3. In Fig. 6.15, ∠PQR = ∠PRQ, then prove that ∠PQS = ∠PRT.

Solution:

Since ST is a straight line, so ∠ PQS+ ∠ PQR = 180° (linear pair) and ∠ PRT+ ∠ PRQ = 180° (linear pair) Now, ∠ PQS + ∠ PQR = ∠ PRT+ ∠ PRQ = 180° Since ∠ PQR = ∠ PRQ (as given in the question) ∠ PQS = ∠PRT. (Hence proved).

4. In Fig. 6.16, if x+y = w+z, then prove that AOB is a line.

Solution:

To prove AOB is a straight line, we will have to prove x+y is a linear pair i.e. x+y = 180° We know that the angles around a point are 360°, so x+y+w+z = 360° In the question, it is given that, x+y = w+z So, (x+y)+(x+y) = 360° 2(x+y) = 360° ∴ (x+y) = 180° (Hence proved).

5. In Fig. 6.17, POQ is a line.

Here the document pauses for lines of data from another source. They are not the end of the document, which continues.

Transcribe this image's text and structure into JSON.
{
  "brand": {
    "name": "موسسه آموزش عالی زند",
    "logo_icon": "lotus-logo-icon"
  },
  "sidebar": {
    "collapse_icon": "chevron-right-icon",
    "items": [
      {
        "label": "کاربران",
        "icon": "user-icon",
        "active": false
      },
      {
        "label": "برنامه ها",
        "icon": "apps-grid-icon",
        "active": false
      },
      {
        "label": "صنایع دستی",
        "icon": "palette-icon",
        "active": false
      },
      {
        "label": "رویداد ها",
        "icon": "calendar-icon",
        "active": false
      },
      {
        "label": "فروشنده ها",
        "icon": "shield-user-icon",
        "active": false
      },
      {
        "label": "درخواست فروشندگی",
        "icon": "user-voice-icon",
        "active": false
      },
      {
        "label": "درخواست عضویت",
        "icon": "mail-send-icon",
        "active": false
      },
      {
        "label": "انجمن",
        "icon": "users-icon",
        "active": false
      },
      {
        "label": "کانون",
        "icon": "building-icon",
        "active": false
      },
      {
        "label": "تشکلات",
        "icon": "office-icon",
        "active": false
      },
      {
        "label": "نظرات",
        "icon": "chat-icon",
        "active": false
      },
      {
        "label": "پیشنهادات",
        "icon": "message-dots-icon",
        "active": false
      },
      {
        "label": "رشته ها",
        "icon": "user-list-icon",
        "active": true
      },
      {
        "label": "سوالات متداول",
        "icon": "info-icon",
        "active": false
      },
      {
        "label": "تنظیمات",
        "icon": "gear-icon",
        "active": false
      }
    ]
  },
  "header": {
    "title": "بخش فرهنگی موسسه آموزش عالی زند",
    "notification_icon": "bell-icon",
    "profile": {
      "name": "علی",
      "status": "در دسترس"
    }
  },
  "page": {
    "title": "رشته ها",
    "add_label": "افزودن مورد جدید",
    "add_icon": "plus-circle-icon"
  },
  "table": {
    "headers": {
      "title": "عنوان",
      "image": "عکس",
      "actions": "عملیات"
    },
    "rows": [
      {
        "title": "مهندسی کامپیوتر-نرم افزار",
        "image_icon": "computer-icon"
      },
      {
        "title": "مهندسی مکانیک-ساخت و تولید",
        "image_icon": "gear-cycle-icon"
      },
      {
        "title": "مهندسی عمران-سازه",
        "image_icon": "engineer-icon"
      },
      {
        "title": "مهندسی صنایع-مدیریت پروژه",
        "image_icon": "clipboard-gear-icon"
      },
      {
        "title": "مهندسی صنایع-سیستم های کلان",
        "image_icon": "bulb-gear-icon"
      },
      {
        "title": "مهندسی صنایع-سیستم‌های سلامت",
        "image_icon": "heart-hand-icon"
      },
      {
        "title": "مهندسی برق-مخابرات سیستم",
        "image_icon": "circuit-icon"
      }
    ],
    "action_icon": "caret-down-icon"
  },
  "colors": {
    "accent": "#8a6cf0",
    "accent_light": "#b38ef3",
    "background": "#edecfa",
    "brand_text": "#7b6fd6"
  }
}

Ray OR is perpendicular to line PQ. OS is another ray lying between rays OP and OR. Prove that ∠ROS = ½ (∠QOS – ∠POS).

Solution:

In the question, it is given that (OR ⊥ PQ) and ∠POQ = 180° We can write it as ∠ROP = ∠ROQ = 90 0 We know that ∠ROP = ∠ROQ It can be written as ∠POS + ∠ROS = ∠ROQ ∠POS + ∠ROS = ∠QOS – ∠ROS ∠SOR + ∠ROS = ∠QOS – ∠POS So we get 2∠ROS = ∠QOS – ∠POS Or, ∠ROS = 1/2 (∠QOS – ∠POS)(Hence proved).

6. It is given that ∠XYZ = 64° and XY is produced to point P. Draw a figure from the given information. If ray YQ bisects ∠ZYP, find ∠XYQ and reflex ∠QYP.

Solution:

Here, XP is a straight line So, ∠XYZ +∠ZYP = 180° Putting the value of ∠XYZ = 64°, we get 64° +∠ZYP = 180° ∴ ∠ZYP = 116° From the diagram, we also know that ∠ZYP = ∠ZYQ + ∠QYP Now, as YQ bisects ∠ZYP, ∠ZYQ = ∠QYP Or, ∠ZYP = 2∠ZYQ ∴ ∠ZYQ = ∠QYP = 58° Again, ∠XYQ = ∠XYZ + ∠ZYQ By putting the value of ∠XYZ = 64° and ∠ZYQ = 58°, we get. ∠XYQ = 64°+58° Or, ∠XYQ = 122° Now, reflex ∠QYP = 180°+XYQ We computed that the value of ∠XYQ = 122°. So, ∠QYP = 180°+122° ∴ ∠QYP = 302°

How to Prepare using NCERT Solutions Class 9 Chapter 6 Ex 6.1?

To maximize learning from the NCERT Solutions Class 9 Chapter 6 Ex 6.1, students should focus on method over just the final answer. First, attempt all the questions yourself using textbook concepts. Then, use the solutions to check the accuracy of your logic and calculation. This approach reinforces conceptual understanding.

• Revise Key Definitions: Ensure you know the difference between a reflex angle, a linear pair, and vertically opposite angles before starting the exercise.

• Draw and Label: Always draw the diagram and correctly label the given and unknown angles for every problem. The visual aid prevents errors.

• Justify Every Step: Pay close attention to how the solutions justify the equality or sum of angles. Practice writing the correct reason for each step.

• Practice Without Looking: Try to solve the problems completely from scratch without referring to the solutions. Only use the solutions for verification.